We saw the devastating impact of harsh enforcement just last week in Omaha — with raids in Nebraska that destabilize our communities, damage our economy and, more importantly, spread unnecessary and toxic fear.
The House bill would provide funds to expand these types of actions, which result in separating families and harming our longtime neighbors who have been part of the fabric of local communities throughout Nebraska for years, but are stuck in immigration limbo because Congress hasn’t meaningfully updated our immigration laws in nearly 40 years. This, in turn, creates destabilizing ripple effects on whole communities.
According to the Center on Budget and Policy Priorities, the House tax plan would give the wealthiest 1% of Nebraskans an annual tax cut of over $100,000 while the lowest-income Nebraskans would only receive $170, while that same vulnerable population also feels the hardest impacts of Congress’ food and health care cuts.
The legislation also actually adds $2.4 trillion to the deficit, according to the Congressional Budget Office.

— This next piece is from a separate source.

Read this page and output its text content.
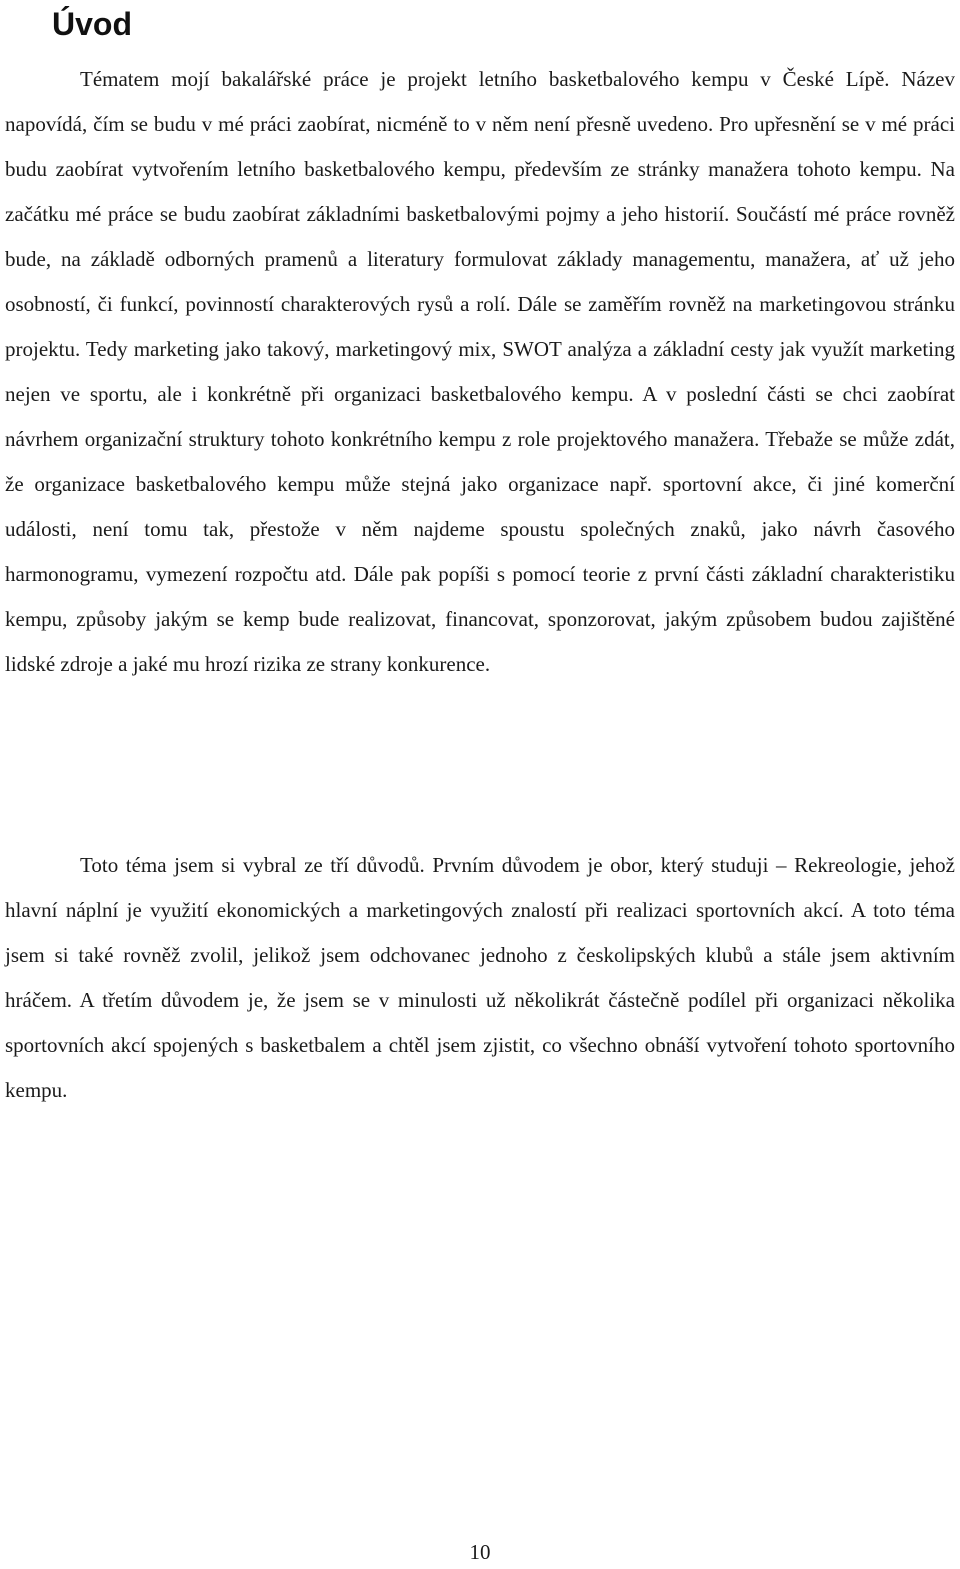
Úvod

Tématem mojí bakalářské práce je projekt letního basketbalového kempu v České Lípě. Název napovídá, čím se budu v mé práci zaobírat, nicméně to v něm není přesně uvedeno. Pro upřesnění se v mé práci budu zaobírat vytvořením letního basketbalového kempu, především ze stránky manažera tohoto kempu. Na začátku mé práce se budu zaobírat základními basketbalovými pojmy a jeho historií. Součástí mé práce rovněž bude, na základě odborných pramenů a literatury formulovat základy managementu, manažera, ať už jeho osobností, či funkcí, povinností charakterových rysů a rolí. Dále se zaměřím rovněž na marketingovou stránku projektu. Tedy marketing jako takový, marketingový mix, SWOT analýza a základní cesty jak využít marketing nejen ve sportu, ale i konkrétně při organizaci basketbalového kempu. A v poslední části se chci zaobírat návrhem organizační struktury tohoto konkrétního kempu z role projektového manažera. Třebaže se může zdát, že organizace basketbalového kempu může stejná jako organizace např. sportovní akce, či jiné komerční události, není tomu tak, přestože v něm najdeme spoustu společných znaků, jako návrh časového harmonogramu, vymezení rozpočtu atd. Dále pak popíši s pomocí teorie z první části základní charakteristiku kempu, způsoby jakým se kemp bude realizovat, financovat, sponzorovat, jakým způsobem budou zajištěné lidské zdroje a jaké mu hrozí rizika ze strany konkurence.

Toto téma jsem si vybral ze tří důvodů. Prvním důvodem je obor, který studuji – Rekreologie, jehož hlavní náplní je využití ekonomických a marketingových znalostí při realizaci sportovních akcí. A toto téma jsem si také rovněž zvolil, jelikož jsem odchovanec jednoho z českolipských klubů a stále jsem aktivním hráčem. A třetím důvodem je, že jsem se v minulosti už několikrát částečně podílel při organizaci několika sportovních akcí spojených s basketbalem a chtěl jsem zjistit, co všechno obnáší vytvoření tohoto sportovního kempu.

10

So much for fiscal responsibility. The bill includes unprecedented cuts to Medicaid and the Affordable Care Act, which nearly 1 in 4 Nebraskans rely on to get health care. The budget office estimates the bill would cut Medicaid spending alone by $723 billion, the biggest cut to Medicaid in its 60-year history. These are not savings. These are cuts to coverage for people, families, and children.
Some of the reasons for this loss in coverage include harsh new work requirements, as well as new barriers and red tape, resulting in an estimated 45,000 Nebraskans losing Medicaid.
The bill also would require Nebraska to pay for a portion of the cost of SNAP for the first time, which means new costs ranging from $16 million to $82 million in the state budget.
Nebraska would be forced to find a way to pay the cost, cut food supports dramatically or opt out of SNAP entirely.
At least 29,000 Nebraskans are at risk of losing at least some of their food assistance, including children and families who would have to follow strict and unnecessary work requirements.
These are examples of how the bill passes the buck to Nebraska to make the hard decisions.
But make no mistake: The legislation passed by the House would lead to losses in health care access and food assistance.
Congress is simply shifting the responsibility to state lawmakers to decide who gets thrown from the lifeboat.
In short, we are being told a story that the legislation passed by the House harms no one, when the truth is that the bill turns our values upside down: tax breaks for those who don’t need them, separating families and cutting from health care and food supports.
Our Nebraska leaders in Congress should make better choices for all constituents.
James Goddard, as senior director of programs for Nebraska Appleseed, coordinates and supervises the anti-poverty group’s programmatic work.